When there is no penalty for failure, failures proliferate. Leave aside the question of who or what failed before Sept. 11, 2001. But who lost his or her job because the president's 2003 State of the Union address gave currency to a fraud -- the story of Iraq's attempting to buy uranium in Niger? Or because the primary and only sufficient reason for waging preemptive war -- weapons of mass destruction -- was largely spurious? Or because postwar planning, from failure to anticipate the initial looting to today's insufficient force levels, has been botched? Failures are multiplying because of choices for which no one seems accountable.

Notice now he is no longer really talking about Rumsfeld. At best, he is sparing George Bush from direct criticism, other than the fact that he is holding his failing underlings, entirely unaccountable. At worst, Bush is the target of Will's main theme: the honor of being at the top of the command chain, and also the responsibility to make sure the chain reaches up to you--with you to the fault if it does not.

And then he gets florid and scratches his classical education hindparts, closing out thusly:

[Rumsfeld] knows his Macbeth and will recognize the framing of the second question: Were he to resign, would discerning people say that nothing in his public life became him like the leaving of it?

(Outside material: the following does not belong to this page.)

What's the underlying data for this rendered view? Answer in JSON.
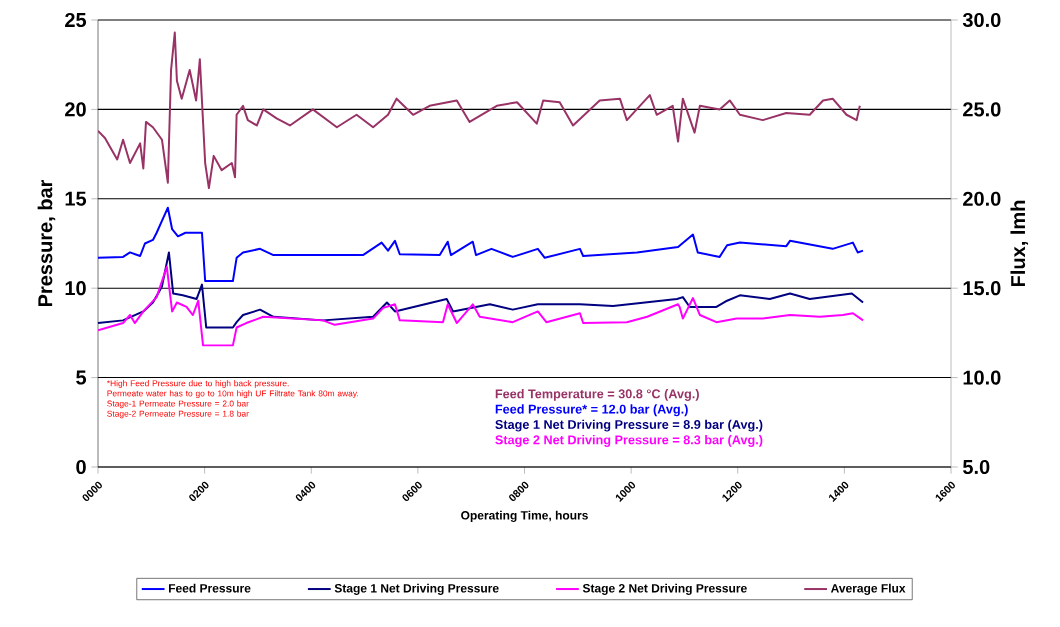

This nation has always needed an ethic about the resignation of public officials. Such an ethic cannot be codified. It must grow in controlling power from precedent to precedent, as an unwritten common law, distilled from the behavior of uncommonly honorable men and women who understand the stakes. A nation, especially one doing the business of empire, needs high officials to be highly attentive to what is done in their departments -- attentive far down the chain of command, as though their very jobs depended on it.

Finally, the second axiom. It is from Charles de Gaulle: The graveyards are full of indispensable men.


Yes, I watch it

The finale may have been the best part of the whole season. And while I'm glad that Rob didn't win, I think it's just jealousy: my catch phrase of the season was "Ambuh is slammin'."

Sunday, May 09, 2004

On the edge

When CBS uses this headline, explicitly speaking they're talking about Iraq. But I think there's a lot more on the edge than Iraq, and one of them is Donald Rumsfeld's job, and by extension George Bush's. So some of the things being said by people who really should be on their side are really quite surprising. Here's one, from a critic of not the war but the peace for some time now, Chuck Hagel:

I think it's still in question whether Secretary of Defense Rumsfeld and, quite frankly, General [Richard] Myers, [the chairman of the Joint Chiefs of Staff,] can command the respect and the trust and the confidence of the military of the American people to lead this country.

That is not a comment you make lightly on a national press show. That makes it stand out a lot more particularly for its courage, but no less telling are the words of the anonymous general who spoke out in a manner echoing editorials of the Army Times: "Accountability here is essential - even if that means relieving top leaders from duty in a time of war."

Senator McCain chooses not to go that far, but he certainly isn't foolish enough to endorse Rumsfeld at this moment, choosing rather to hedge his bets. Unlike:

President Bush has supported Rumsfeld, saying last week, "He'll stay in my Cabinet." Mr. Bush ordered his press staff to squelch chatter about Rumsfeld getting fired, Newsweek reports. But the president and Rumsfeld are "not buddies," a senior administration official tells Newsweek, and if Rumsfeld hurts the president’s re-election chances, those orders could change. [emphasis mine]

This is a man being trumpeted as meaning what he says, and being reliable that way? He'll stay in my Cabinet until there might not be one? How much more clearly can Bush admit that he'll try to ride this one out until it starts to stain him, then he'll let Don go? With Cheney's comments, how hard will he be pushing to keep him, and--tin foil, please--how much influence will he have in the decision?

Heady times, indeed. On the edge seems to be an apt description for Year Four of Bush 43, and those of us who live in it.